NSGA-II¶
Example¶
[1]:
from jmetal.algorithm.multiobjective.nsgaii import NSGAII
from jmetal.operator.crossover import SBXCrossover
from jmetal.operator.mutation import PolynomialMutation
from jmetal.problem import ZDT1
from jmetal.util.termination_criterion import StoppingByEvaluations
problem = ZDT1()
max_evaluations = 25000
algorithm = NSGAII(
problem=problem,
population_size=100,
offspring_population_size=100,
mutation=PolynomialMutation(probability=1.0 / problem.number_of_variables, distribution_index=20),
crossover=SBXCrossover(probability=1.0, distribution_index=20),
termination_criterion=StoppingByEvaluations(max=max_evaluations)
)
algorithm.run()
solutions = algorithm.get_result()
We can now visualize the Pareto front approximation:
[3]:
from jmetal.lab.visualization.plotting import Plot
from jmetal.util.solution import get_non_dominated_solutions
front = get_non_dominated_solutions(solutions)
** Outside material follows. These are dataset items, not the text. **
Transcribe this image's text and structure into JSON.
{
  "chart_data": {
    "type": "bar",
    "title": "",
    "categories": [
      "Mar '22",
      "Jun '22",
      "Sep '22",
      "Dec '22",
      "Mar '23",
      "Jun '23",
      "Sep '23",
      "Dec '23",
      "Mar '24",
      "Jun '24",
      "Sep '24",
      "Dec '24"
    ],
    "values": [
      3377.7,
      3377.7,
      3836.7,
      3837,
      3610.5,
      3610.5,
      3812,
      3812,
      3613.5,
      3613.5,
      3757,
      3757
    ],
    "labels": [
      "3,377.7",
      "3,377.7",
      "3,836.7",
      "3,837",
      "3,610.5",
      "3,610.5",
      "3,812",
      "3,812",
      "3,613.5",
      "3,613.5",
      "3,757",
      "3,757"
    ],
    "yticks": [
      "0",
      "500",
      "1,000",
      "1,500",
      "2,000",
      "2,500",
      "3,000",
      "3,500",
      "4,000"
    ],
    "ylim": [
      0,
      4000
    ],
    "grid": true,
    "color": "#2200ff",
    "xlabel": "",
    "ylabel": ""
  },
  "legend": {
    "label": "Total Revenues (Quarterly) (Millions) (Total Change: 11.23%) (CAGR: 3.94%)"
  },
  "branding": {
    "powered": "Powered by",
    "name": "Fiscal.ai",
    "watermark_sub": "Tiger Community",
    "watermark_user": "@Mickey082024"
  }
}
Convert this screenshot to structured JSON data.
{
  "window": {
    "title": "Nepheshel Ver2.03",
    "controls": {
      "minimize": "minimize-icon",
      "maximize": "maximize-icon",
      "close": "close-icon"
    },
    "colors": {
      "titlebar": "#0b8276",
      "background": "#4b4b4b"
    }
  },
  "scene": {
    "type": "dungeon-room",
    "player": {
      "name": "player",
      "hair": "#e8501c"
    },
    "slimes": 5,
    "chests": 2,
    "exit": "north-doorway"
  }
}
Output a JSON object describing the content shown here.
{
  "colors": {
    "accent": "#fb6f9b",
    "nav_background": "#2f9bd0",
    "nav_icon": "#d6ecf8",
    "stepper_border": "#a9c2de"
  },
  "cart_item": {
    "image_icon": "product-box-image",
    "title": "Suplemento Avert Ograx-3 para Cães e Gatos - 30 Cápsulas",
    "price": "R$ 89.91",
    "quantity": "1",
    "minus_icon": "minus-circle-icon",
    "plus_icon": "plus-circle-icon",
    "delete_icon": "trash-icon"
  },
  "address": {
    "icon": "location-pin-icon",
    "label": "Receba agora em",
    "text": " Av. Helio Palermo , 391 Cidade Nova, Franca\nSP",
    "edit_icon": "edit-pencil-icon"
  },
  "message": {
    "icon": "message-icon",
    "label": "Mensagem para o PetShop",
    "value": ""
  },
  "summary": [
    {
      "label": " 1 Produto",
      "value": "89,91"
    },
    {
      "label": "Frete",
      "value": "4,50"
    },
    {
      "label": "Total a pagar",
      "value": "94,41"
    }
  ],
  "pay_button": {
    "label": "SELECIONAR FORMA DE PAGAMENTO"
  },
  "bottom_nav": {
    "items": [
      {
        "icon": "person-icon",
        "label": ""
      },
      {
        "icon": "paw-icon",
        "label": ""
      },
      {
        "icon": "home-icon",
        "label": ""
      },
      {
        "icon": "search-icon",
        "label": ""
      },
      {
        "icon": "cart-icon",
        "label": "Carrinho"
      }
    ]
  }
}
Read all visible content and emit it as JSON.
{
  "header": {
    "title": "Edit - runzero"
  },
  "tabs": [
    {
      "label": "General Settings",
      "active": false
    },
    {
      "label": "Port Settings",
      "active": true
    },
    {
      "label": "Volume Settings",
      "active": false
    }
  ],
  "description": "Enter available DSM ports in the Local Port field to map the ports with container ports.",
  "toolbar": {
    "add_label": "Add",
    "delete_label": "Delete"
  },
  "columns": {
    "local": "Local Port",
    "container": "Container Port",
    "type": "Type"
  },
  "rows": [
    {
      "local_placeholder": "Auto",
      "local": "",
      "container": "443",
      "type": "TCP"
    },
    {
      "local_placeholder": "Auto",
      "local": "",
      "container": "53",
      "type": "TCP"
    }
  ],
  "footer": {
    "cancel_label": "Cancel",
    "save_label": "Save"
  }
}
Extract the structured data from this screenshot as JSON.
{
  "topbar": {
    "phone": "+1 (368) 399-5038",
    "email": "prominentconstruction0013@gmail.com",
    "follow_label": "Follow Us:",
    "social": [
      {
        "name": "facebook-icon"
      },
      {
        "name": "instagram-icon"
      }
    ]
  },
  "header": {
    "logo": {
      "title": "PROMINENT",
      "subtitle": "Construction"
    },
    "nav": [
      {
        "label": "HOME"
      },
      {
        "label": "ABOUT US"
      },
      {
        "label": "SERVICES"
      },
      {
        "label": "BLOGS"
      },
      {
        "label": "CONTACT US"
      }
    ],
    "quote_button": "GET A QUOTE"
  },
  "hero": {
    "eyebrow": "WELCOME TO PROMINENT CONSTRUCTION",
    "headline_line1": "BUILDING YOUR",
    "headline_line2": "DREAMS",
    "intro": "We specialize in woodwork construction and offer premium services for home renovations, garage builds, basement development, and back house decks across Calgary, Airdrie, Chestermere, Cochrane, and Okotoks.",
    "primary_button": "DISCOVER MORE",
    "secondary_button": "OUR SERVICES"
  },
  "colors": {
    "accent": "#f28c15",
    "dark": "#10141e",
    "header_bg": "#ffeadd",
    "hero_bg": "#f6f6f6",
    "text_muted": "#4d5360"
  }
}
plot_front = Plot(plot_title='Pareto front approximation', axis_labels=['x', 'y'])
plot_front.plot(front, label='NSGAII-ZDT1')
API¶
- class jmetal.algorithm.multiobjective.nsgaii.NSGAII(problem: ~jmetal.core.problem.Problem, population_size: int, offspring_population_size: int, mutation: ~jmetal.core.operator.Mutation, crossover: ~jmetal.core.operator.Crossover, selection: ~jmetal.core.operator.Selection = <jmetal.operator.selection.BinaryTournamentSelection object>, termination_criterion: ~jmetal.util.termination_criterion.TerminationCriterion = <jmetal.util.termination_criterion.StoppingByEvaluations object>, population_generator: ~typing.Generator = <jmetal.util.generator.RandomGenerator object>, population_evaluator: ~jmetal.util.evaluator.Evaluator = <jmetal.util.evaluator.SequentialEvaluator object>, dominance_comparator: ~jmetal.util.comparator.Comparator = <jmetal.util.comparator.DominanceComparator object>)[source]¶
Bases:
GeneticAlgorithm[S,R]- replacement(population: List[S], offspring_population: List[S]) List[List[S]][source]¶
This method joins the current and offspring populations to produce the population of the next generation by applying the ranking and crowding distance selection.
- Parameters:
population – Parent population.
offspring_population – Offspring population.
- Returns:
New population after ranking and crowding distance selection is applied.